I’m sure lots of you have had "buyers regret". That’s when you see something very cool that speaks to you, "buy me buy me…I’ll change your life" and yet for some reason, or maybe because you have a moment of clarity you decide that you don’t need to buy the item and tell yourself it’s for the better…you saved yourself some money. You feel great for not giving into the mantra of "buy buy buy" and can say you are doing something to help discourage proliferation of over-consumption in society. You feel liberated, you’ve broken the cycle.
Several days or even weeks pass and you find yourself thinking about that item you left behind. The one you decided you didn’t need. The one that said to you, I’ll make you stand out, people will notice you and love you. It’s a nagging thought in your brain. If I’d have just bought it I’d have the darn thing. Who cares about a little extra money spent if it makes me happy?
This isn’t buyers remorse, it’s failure to buy remorse and this is a little story about mine.
It began about 6 weeks ago when I was in Beverly Hills after CHA. I had the opportunity to do a little shopping while there and found this fabulous store that we don’t have in Canada called Anthropologie. We literally shopped in that store on Beverly Avenue for about 2 hours. I didn’t want to leave.
While in the store I spotted a magnificent handbag, so detailed, truly stunning. It was a piece of artwork by Ipa-Nima. I looked at the price tag and thought "….yeesh". Too much to spend when I often don’t even carry a handbag. Despite its overt beauty I couldn’t justify buying it. I walked out of the store looking back over my shoulder at the bag that I would not have.

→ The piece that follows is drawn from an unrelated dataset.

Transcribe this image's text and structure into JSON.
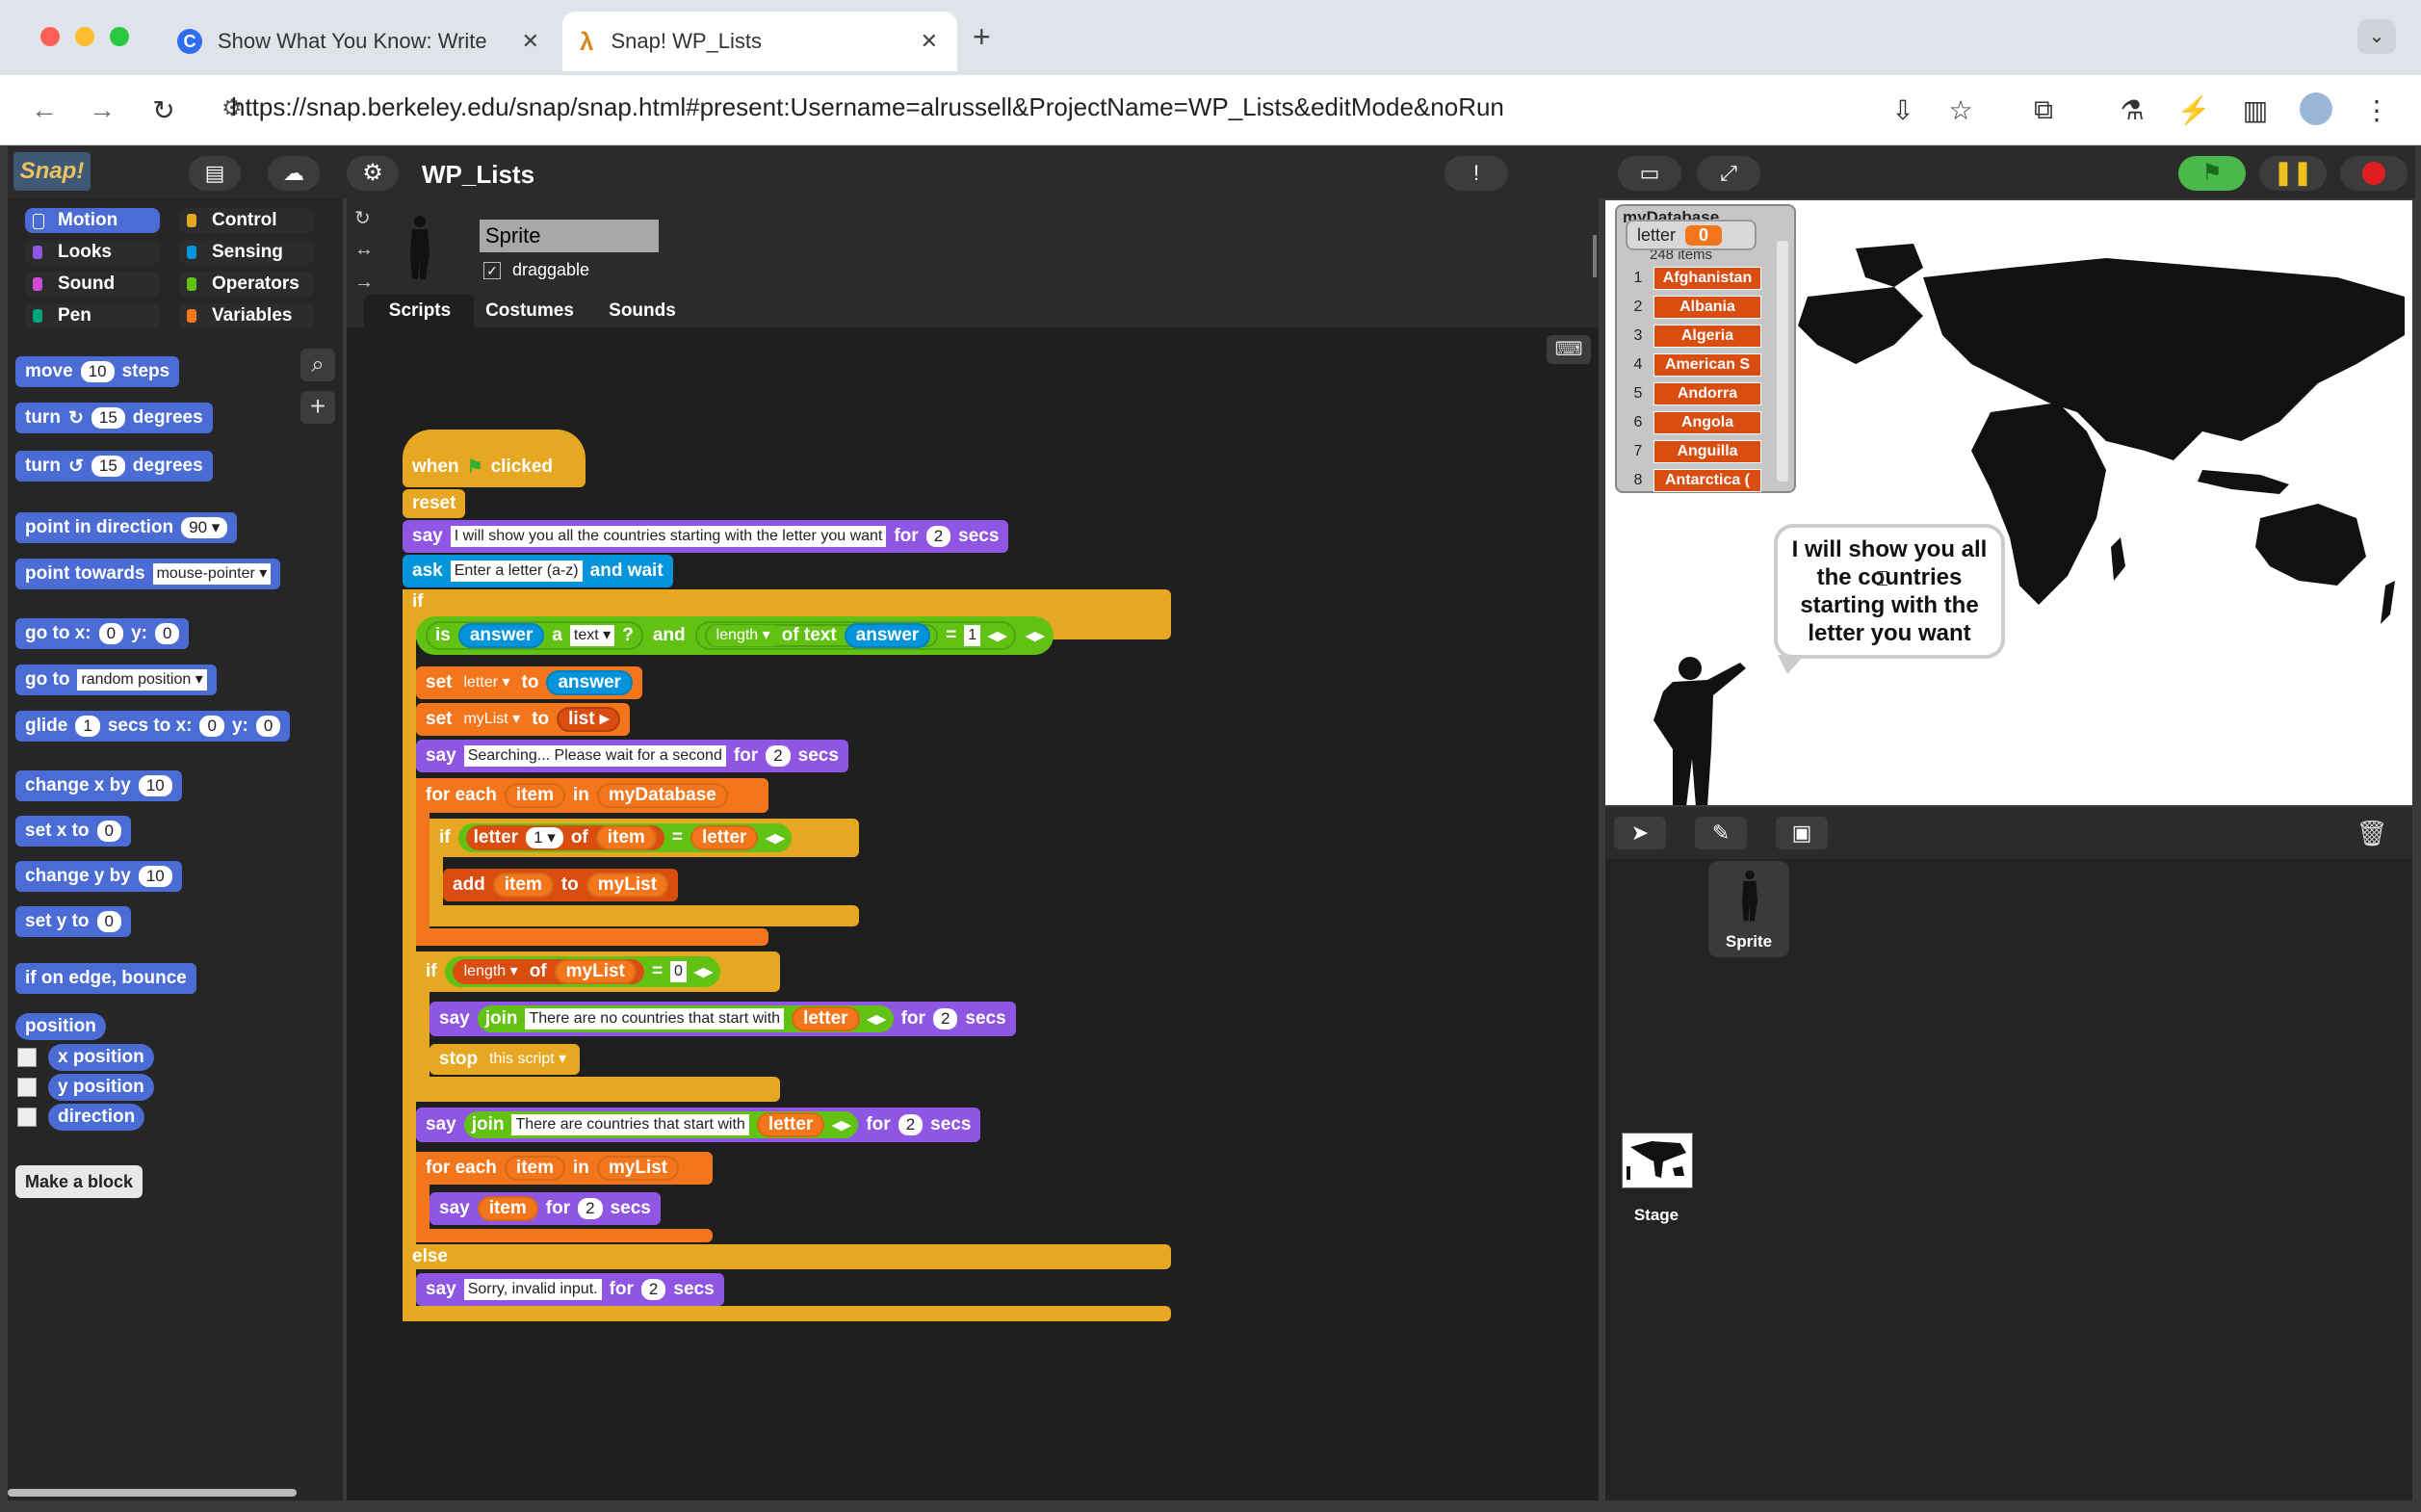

Back in Canada I found myself thinking about it. How could I have left such a beautiful unique piece of art behind? I had been foolish and misguided in my effort to stop commercialism. I would be doing everyone a favor by dressing smartly with a gorgeous purse on my shoulder. I had changed my mind. I was now on a mission to get that bag back. I went online….they didn’t have it. I phoned the Beverly Hills store. They had the bag! Now all I needed was for them to send it to me. Great…but they don’t ship outside of the US. I’d use a friend’s address in the US. Karen from ArtDeclassified was sympathetic to my cause as she also suffers from acute fashion fetish. She even offered to pick the bag up at any stores close to her. I called 4 different stores in Michigan …no one had the famed bag. I was back on the phone to Beverly Hills. They took my info and were shipping the bag to Karen. All was falling into place. I would be reunited with that bag yet.
Later that day Karen called…Anthropologie had a problem with my credit card and called her since they were confused as the number I had given them was to a "scrapbooking business". Now this is where the true fashionistas stand out from the fashion wannabes, the ones that will go the extra mile for the sake of art and fashion. Karen actually said, "no problem, put it through on my credit card." Hallelujah! An error on the part of the salesperson when taking the numbers over the phone is why I think the credit card didn’t go through.
Karen got the bag and shipped it to me and yesterday the postman delivered the parcel. Now you might wonder why the heck all this fuss about a handbag…and I’d reply as I wrote on this layout…
A Love Story
While in Beverly Hills our eyes met and I fell in love. I desired you immediately, so exotic and beautiful. I was undecided and left you there alone. I regretted it. You belonged to me. I used an address of a friend in the US and had you shipped out to me weeks after we first met. Now you are here with me and I can hold you in my arms forever.
Some times you just have to have it. There is no denying it. Glad this all worked out for you! Still scrapping with PDQ, Jules
hehe..I’m just seeing this now. LOL! I was just SO HAPPY to reunite you with the bag and I felt your pain 100% in trying to buy this bag! 🙂 HUGS!